Zdecydowana większość z nich jest odrzucana, ale bank ten ma dla części obligatariuszy propozycję.
– Idea Bank jako pierwszy i obecnie jedyny z podmiotów biorących udział w procesie oferowania obligacji GetBacku, będąc jednocześnie jednym z poszkodowanych, z własnej inicjatywy wyszedł do klientów z propozycją polubownego rozwiązania sytuacji – odpowiada biuro prasowe banku.
Czytaj także: 63 wybrańców może oczekiwać rekompensat
Informuje, że specjalny zespół powołany w kwietniu przy zarządzie banku rozpatrzył większość z dotychczas złożonych reklamacji dotyczących obligacji GetBacku. – Analiza reklamacji wskazała na występujące w jednostkowych przypadkach uzasadnione zastrzeżenia co do działania byłych współpracowników banku. Podkreślamy jednak, że zastrzeżenia te nie mają charakteru, który w sposób jednoznaczny przesądza o odpowiedzialności banku. Mimo to skierowaliśmy zaproszenie do polubownego rozwiązania do 63 osób, w przypadku których przedstawiono rzeczowe argumenty – informuje bank.

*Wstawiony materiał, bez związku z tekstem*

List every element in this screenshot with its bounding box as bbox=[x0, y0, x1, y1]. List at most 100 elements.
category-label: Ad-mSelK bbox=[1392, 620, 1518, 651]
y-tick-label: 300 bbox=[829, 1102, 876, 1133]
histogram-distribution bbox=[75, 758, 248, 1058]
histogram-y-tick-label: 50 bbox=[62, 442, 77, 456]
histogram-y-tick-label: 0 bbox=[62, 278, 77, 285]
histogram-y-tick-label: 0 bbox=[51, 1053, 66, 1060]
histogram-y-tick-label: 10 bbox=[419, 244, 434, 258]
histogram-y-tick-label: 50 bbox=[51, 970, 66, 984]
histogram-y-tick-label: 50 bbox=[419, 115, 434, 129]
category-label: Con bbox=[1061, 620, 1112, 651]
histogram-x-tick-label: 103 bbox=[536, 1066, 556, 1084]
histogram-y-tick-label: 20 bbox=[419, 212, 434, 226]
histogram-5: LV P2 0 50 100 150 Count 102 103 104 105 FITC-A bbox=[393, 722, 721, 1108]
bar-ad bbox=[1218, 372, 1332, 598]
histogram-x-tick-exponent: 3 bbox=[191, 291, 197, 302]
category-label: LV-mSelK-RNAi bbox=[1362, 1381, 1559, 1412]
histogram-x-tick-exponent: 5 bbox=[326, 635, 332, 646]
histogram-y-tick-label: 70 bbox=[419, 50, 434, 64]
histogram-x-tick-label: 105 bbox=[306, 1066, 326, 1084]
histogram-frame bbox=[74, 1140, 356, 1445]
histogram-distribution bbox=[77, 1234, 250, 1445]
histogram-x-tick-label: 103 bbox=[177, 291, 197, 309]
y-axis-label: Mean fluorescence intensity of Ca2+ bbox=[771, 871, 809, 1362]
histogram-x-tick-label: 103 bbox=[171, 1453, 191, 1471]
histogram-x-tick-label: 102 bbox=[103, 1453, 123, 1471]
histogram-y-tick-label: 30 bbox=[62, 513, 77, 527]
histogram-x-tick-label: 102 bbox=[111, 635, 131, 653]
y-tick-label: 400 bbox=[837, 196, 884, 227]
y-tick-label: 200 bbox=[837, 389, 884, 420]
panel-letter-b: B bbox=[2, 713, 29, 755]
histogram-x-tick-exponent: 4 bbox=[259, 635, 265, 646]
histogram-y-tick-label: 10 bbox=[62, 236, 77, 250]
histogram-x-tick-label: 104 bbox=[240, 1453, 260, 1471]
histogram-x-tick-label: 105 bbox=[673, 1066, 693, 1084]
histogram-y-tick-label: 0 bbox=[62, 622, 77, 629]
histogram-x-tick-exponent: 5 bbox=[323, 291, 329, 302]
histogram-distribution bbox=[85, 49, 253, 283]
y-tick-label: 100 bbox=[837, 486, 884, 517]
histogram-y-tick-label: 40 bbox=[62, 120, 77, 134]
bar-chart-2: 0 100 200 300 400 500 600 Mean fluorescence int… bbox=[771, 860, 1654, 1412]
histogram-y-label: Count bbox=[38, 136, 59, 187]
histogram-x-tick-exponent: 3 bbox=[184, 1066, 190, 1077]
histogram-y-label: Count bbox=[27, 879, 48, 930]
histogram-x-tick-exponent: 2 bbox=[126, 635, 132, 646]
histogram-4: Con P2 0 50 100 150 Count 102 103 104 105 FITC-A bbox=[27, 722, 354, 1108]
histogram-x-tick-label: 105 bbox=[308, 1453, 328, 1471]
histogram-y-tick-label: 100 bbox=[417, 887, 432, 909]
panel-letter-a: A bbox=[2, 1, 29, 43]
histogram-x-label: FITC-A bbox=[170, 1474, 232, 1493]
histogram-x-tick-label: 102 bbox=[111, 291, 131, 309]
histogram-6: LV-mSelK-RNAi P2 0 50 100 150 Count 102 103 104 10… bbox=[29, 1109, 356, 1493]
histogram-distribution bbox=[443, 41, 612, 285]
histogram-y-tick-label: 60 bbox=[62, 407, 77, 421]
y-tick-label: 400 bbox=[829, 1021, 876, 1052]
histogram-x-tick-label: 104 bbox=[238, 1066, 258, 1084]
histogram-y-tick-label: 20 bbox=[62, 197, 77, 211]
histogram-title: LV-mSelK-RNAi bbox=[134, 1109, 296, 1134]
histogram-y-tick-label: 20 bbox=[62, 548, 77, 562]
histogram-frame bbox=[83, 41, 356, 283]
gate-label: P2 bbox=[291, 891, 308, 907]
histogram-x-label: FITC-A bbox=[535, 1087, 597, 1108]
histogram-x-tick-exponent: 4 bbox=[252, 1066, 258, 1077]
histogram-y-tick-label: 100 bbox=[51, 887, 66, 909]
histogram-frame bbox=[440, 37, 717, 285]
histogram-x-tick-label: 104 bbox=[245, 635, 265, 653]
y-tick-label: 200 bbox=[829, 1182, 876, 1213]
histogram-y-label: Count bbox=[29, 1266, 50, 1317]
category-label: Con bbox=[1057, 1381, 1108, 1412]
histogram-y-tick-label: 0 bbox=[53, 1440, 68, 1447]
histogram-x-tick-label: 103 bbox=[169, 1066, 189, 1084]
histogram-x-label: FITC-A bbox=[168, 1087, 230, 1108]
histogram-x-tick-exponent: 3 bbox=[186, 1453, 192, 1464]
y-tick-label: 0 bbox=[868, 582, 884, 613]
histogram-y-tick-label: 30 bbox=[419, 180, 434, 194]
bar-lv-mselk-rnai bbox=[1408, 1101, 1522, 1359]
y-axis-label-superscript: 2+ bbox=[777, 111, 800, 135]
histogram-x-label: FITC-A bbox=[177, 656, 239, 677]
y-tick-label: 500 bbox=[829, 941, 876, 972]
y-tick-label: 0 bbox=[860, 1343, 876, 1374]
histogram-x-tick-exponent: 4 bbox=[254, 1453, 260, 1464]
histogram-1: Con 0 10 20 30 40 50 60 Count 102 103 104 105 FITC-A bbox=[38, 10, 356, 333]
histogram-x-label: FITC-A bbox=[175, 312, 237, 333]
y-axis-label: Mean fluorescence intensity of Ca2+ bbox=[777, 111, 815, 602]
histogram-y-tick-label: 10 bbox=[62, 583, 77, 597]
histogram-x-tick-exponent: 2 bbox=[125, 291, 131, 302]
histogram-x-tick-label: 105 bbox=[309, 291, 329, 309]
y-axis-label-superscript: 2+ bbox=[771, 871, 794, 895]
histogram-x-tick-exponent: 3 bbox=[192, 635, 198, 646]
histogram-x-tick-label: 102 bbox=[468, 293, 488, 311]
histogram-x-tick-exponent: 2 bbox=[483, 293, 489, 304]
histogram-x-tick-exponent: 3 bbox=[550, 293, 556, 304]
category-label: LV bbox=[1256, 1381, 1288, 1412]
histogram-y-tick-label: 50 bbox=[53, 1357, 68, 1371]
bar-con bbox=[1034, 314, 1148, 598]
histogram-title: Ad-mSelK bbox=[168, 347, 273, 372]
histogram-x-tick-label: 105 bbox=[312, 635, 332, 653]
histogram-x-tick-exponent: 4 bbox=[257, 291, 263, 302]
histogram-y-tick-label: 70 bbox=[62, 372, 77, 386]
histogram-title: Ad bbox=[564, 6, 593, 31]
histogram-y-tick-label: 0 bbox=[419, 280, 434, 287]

To jednak tylko niewielka część obligatariuszy, którzy kupili te papiery za pośrednictwem Idea Banku (ich liczba nie jest znana, wszystkich obligatariuszy GetBacku jest ponad 9 tys.), ale bank wskazuje, że grono to może się poszerzyć w najbliższych miesiącach. Na razie Idea Bank zawiązał na ten cel 14 mln zł rezerwy.